Cryptocurrency inflows from asset managers such as CoinShares, Grayscale, ProShares and 21Shares reached $2.2 billion last year, with Bitcoin investment products accounting for the majority, according to CoinShares’ 2023 report.
The full-year total represents a significant reversal compared to 2022. Inflows in 2023 were 2.7x, making it the third-largest year based on data since 2017, said James Butterfill, head of research at CoinShares. However, flows are still significantly lower compared to $10.7 billion in 2021 and $6.6 billion in 2020.
“Much of the recovery came in the final quarter, when it became increasingly clear that the SEC was preparing to launch a Bitcoin spot-based ETF in the U.S.,” Butterfill wrote.
Bitcoin funds were actually the main backers, securing $1.9 billion of the annual inflows. This represents approximately 87% of the total and is the highest percentage to date. The previous highest was 80% in 2020, and the lowest was 42% in 2017.
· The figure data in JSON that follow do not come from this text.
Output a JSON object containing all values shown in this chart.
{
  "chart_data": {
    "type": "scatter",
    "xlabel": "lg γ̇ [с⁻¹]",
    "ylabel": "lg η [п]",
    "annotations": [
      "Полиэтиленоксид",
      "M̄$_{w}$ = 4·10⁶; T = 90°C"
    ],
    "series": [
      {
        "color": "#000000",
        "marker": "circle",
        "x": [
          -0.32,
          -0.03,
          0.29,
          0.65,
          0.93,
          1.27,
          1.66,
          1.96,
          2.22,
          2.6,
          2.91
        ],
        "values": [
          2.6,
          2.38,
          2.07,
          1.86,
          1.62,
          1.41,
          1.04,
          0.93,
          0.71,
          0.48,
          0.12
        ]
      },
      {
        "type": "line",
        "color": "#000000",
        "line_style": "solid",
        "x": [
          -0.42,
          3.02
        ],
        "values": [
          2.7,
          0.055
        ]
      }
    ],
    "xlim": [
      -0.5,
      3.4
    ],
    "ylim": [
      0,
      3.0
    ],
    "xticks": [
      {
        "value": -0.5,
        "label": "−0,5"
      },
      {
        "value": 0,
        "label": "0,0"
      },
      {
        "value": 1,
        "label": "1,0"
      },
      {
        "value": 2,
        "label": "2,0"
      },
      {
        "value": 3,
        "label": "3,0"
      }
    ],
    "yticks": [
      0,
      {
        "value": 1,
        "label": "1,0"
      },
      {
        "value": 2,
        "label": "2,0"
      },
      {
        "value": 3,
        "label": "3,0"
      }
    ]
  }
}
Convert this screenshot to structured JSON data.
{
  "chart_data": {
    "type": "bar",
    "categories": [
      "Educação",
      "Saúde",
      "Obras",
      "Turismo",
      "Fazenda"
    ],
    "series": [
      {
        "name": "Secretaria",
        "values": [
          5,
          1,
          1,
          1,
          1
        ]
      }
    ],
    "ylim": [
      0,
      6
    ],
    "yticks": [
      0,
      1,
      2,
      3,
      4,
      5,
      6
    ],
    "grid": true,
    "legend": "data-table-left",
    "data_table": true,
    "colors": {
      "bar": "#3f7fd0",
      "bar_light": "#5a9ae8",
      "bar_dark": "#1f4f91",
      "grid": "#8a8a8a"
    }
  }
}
Butterfill added, “There appears to be no discernible trend here, with the most likely culprit being the hype around SEC ETF approvals.”
Solana funds gain while Ethereum products lag.
Total assets managed by the fund increased 129% year over year, reaching $51 billion, the highest level since March 2022. Blockchain stocks also saw inflows of $458 million, a 3.6x increase from 2022 and a 109x increase in AUM. % in 2023.
Ethereum investment products recovered inflows by the end of 2023, reaching $78 million. However, this represents only 0.7% of total AUM. In contrast, Solana products have benefited from investor resistance to ether-based funds, recording inflows of $167 million in 2023, or about 20% of total AUM, according to Butterfill.
Regionally, the United States witnessed the largest inflow in dollar terms, with $792 million. Germany followed with $663 million in inflows, followed by Canada in third place with $543 million. However, looking at the flows as a percentage of AUM in each country paints a different picture. According to this metric, US inflows increased by only 2% of AUM, while Germany’s inflows increased by 22% of AUM and Canada’s by 15%.
“The U.S. lagging is perhaps understandable given that investors are likely to prefer cash-based ETFs,” Butterfill said.